Octobre 2012, mois des «procès de la honte» en Tunisie

Après un «septembre noir», marqué par des violences perpétrées par des groupes salafistes, et qui ont culminé avec l’attaque de l’ambassade américaine, voilà qu’octobre se profile comme le mois des «procès de la honte».

 Par Moez Ben Salem

 

En effet, tout le monde se rappelle d’un certain 2 octobre, date de l’ouverture au Tribunal de Tunis, d’un procès qui a ému la planète entière, celui d’une jeune femme victime un mois auparavant d’un viol collectif commis par des policiers et qui se retrouve elle-même poursuivie en justice pour outrage à la pudeur.

De la femme violée au professeur agressé

Ce jour là, les médias du monde entier se sont intéressés à la Tunisie.
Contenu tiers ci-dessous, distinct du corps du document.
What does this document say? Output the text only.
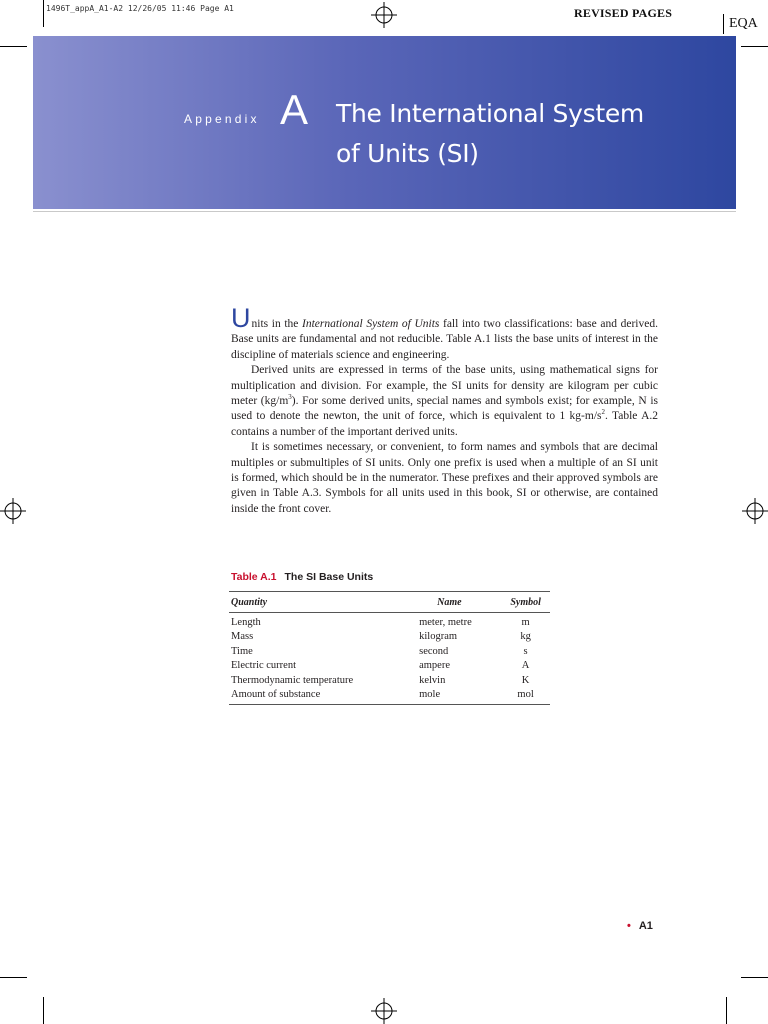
1496T_appA_A1-A2 12/26/05 11:46 Page A1	REVISED PAGES
EQA
Appendix A The International System
of Units (SI)

Units in the International System of Units fall into two classifications: base and derived. Base units are fundamental and not reducible. Table A.1 lists the base units of interest in the discipline of materials science and engineering.

Derived units are expressed in terms of the base units, using mathematical signs for multiplication and division. For example, the SI units for density are kilogram per cubic meter $(kg/m^3)$. For some derived units, special names and symbols exist; for example, N is used to denote the newton, the unit of force, which is equivalent to 1 $kg-m/s^2$. Table A.2 contains a number of the important derived units.

It is sometimes necessary, or convenient, to form names and symbols that are decimal multiples or submultiples of SI units. Only one prefix is used when a multiple of an SI unit is formed, which should be in the numerator. These prefixes and their approved symbols are given in Table A.3. Symbols for all units used in this book, SI or otherwise, are contained inside the front cover.

Table A.1 The SI Base Units
Quantity	Name	Symbol
Length	meter, metre	m
Mass	kilogram	kg
Time	second	s
Electric current	ampere	A
Thermodynamic temperature	kelvin	K
Amount of substance	mole	mol
• A1
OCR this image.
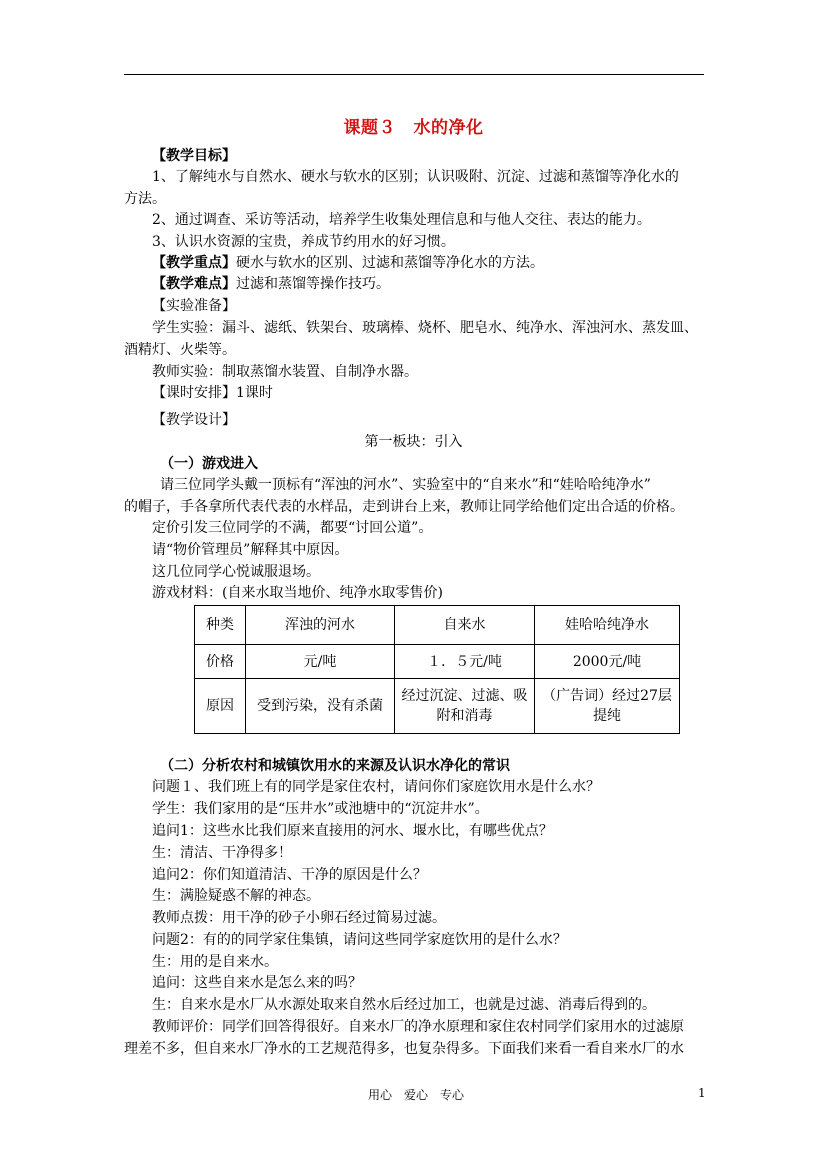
课题３　水的净化
【教学目标】
1、了解纯水与自然水、硬水与软水的区别；认识吸附、沉淀、过滤和蒸馏等净化水的
方法。
2、通过调查、采访等活动，培养学生收集处理信息和与他人交往、表达的能力。
3、认识水资源的宝贵，养成节约用水的好习惯。
【教学重点】硬水与软水的区别、过滤和蒸馏等净化水的方法。
【教学难点】过滤和蒸馏等操作技巧。
【实验准备】
学生实验：漏斗、滤纸、铁架台、玻璃棒、烧杯、肥皂水、纯净水、浑浊河水、蒸发皿、
酒精灯、火柴等。
教师实验：制取蒸馏水装置、自制净水器。
【课时安排】1课时
【教学设计】
第一板块：引入
（一）游戏进入
请三位同学头戴一顶标有“浑浊的河水”、实验室中的“自来水”和“娃哈哈纯净水”
的帽子，手各拿所代表代表的水样品，走到讲台上来，教师让同学给他们定出合适的价格。
定价引发三位同学的不满，都要“讨回公道”。
请“物价管理员”解释其中原因。
这几位同学心悦诚服退场。
游戏材料：(自来水取当地价、纯净水取零售价)
种类	浑浊的河水	自来水	娃哈哈纯净水
价格	元/吨	１．５元/吨	2000元/吨
原因	受到污染，没有杀菌	经过沉淀、过滤、吸附和消毒	（广告词）经过27层提纯
（二）分析农村和城镇饮用水的来源及认识水净化的常识
问题１、我们班上有的同学是家住农村，请问你们家庭饮用水是什么水？
学生：我们家用的是“压井水”或池塘中的“沉淀井水”。
追问1：这些水比我们原来直接用的河水、堰水比，有哪些优点？
生：清洁、干净得多！
追问2：你们知道清洁、干净的原因是什么？
生：满脸疑惑不解的神态。
教师点拨：用干净的砂子小卵石经过简易过滤。
问题2：有的的同学家住集镇，请问这些同学家庭饮用的是什么水？
生：用的是自来水。
追问：这些自来水是怎么来的吗？
生：自来水是水厂从水源处取来自然水后经过加工，也就是过滤、消毒后得到的。
教师评价：同学们回答得很好。自来水厂的净水原理和家住农村同学们家用水的过滤原
理差不多，但自来水厂净水的工艺规范得多，也复杂得多。下面我们来看一看自来水厂的水
用心　爱心　专心	1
Nous aurions bien aimé que cet intérêt pour notre pays soit lié à une découverte scientifique majeure ou bien à l’obtention d’un prix Nobel par un(e) Tunisien(ne), mais ce n’était pas du tout le cas, bien au contraire, c’était un terrible sentiment d’injustice provoquant un profond dégoût qui faisait que notre pays fasse la une des journaux, y compris dans des pays fort lointains, comme l’Australie ou la Nouvelle Zélande!

Des niqabées veulent imposer leur loi à l'université.

 Des niqabées veulent imposer leur loi à l'université.

Trois semaines après, et plus précisément le 25 octobre, va s’ouvrir un nouveau procès, non moins scandaleux, celui du doyen de la Faculté des lettres de la Manouba, Habib Kazdaghli, accusé d’avoir agressé une étudiante niqabée de ladite Faculté.

Rappelons brièvement les faits: lors des graves troubles qui se sont produits l’an dernier dans cette faculté et dans un climat d’extrême tension lié au refus légitime de la part du doyen et du corps enseignant de ladite faculté d’autoriser des étudiantes en niqab de passer des examens, deux parmi ces étudiantes sont entrées de force dans le bureau du doyen pour se livrer à un véritable saccage, détériorant le mobilier, éparpillant les dossiers et se permettant même de bousculer le professeur Kazdaghli. L’une d’elle s’est permise ensuite de porter plainte contre ce dernier, prétendant qu’il l’aurait violentée!

Le même jour, le bureau du doyen a été également la cible de jets de pierre de la part de certaines personnes totalement étrangères à la faculté, l’une d’elles se permettant de bafouer le sentiment national des Tunisiens en profanant le drapeau national et en le remplaçant par la bannière noire des Salafistes.

Manifestation de soutien à la jeune femme violée et accusée d'atteinte aux moeurs.Manifestation de soutien à la jeune femme violée et accusée d'atteinte aux moeurs.

L’enceinte universitaire profanée

Dans un Etat de droit, ce serait plutôt les étudiantes entrées de force dans le bureau du doyen qui seraient poursuivies en justice. Malheureusement, les rôles, dans ce cas d’espèce, sont inversés et c’est M. Kazdaghli, qui se trouve poursuivi, alors que les deux étudiantes ne sont nullement inquiétées et que le profanateur du drapeau national est libre comme le vent.

Le «crime» de M. Kazdaghli: il refuse de s’inscrire dans un modèle de société contraire à la modernité, devenant ainsi le symbole de la résistance contre les exactions des Salafistes.

Une première audience s’est tenue, le 5 juillet dernier, au Tribunal de la Manouba. Contre toute attente, une peine incroyablement lourde de 5 années de prison a été requise contre M. Kazdaghli, suscitant une vive réaction de la société civile tunisienne mais également de certaines instances internationales qui y ont vu un véritable procès politique.

Nadia Jelassi pose devant son oeuvre incriminée.

Nadia Jelassi pose devant son oeuvre incriminée.

Ce procès, qui s’ouvre à nouveau le 25 octobre, sera un grand test pour la justice tunisienne: nous sauront alors si elle est libre et débarrassée de la tutelle du ministère de la Justice ou si elle demeurée inféodée au pouvoir exécutif, comme au temps du dictateur déchu!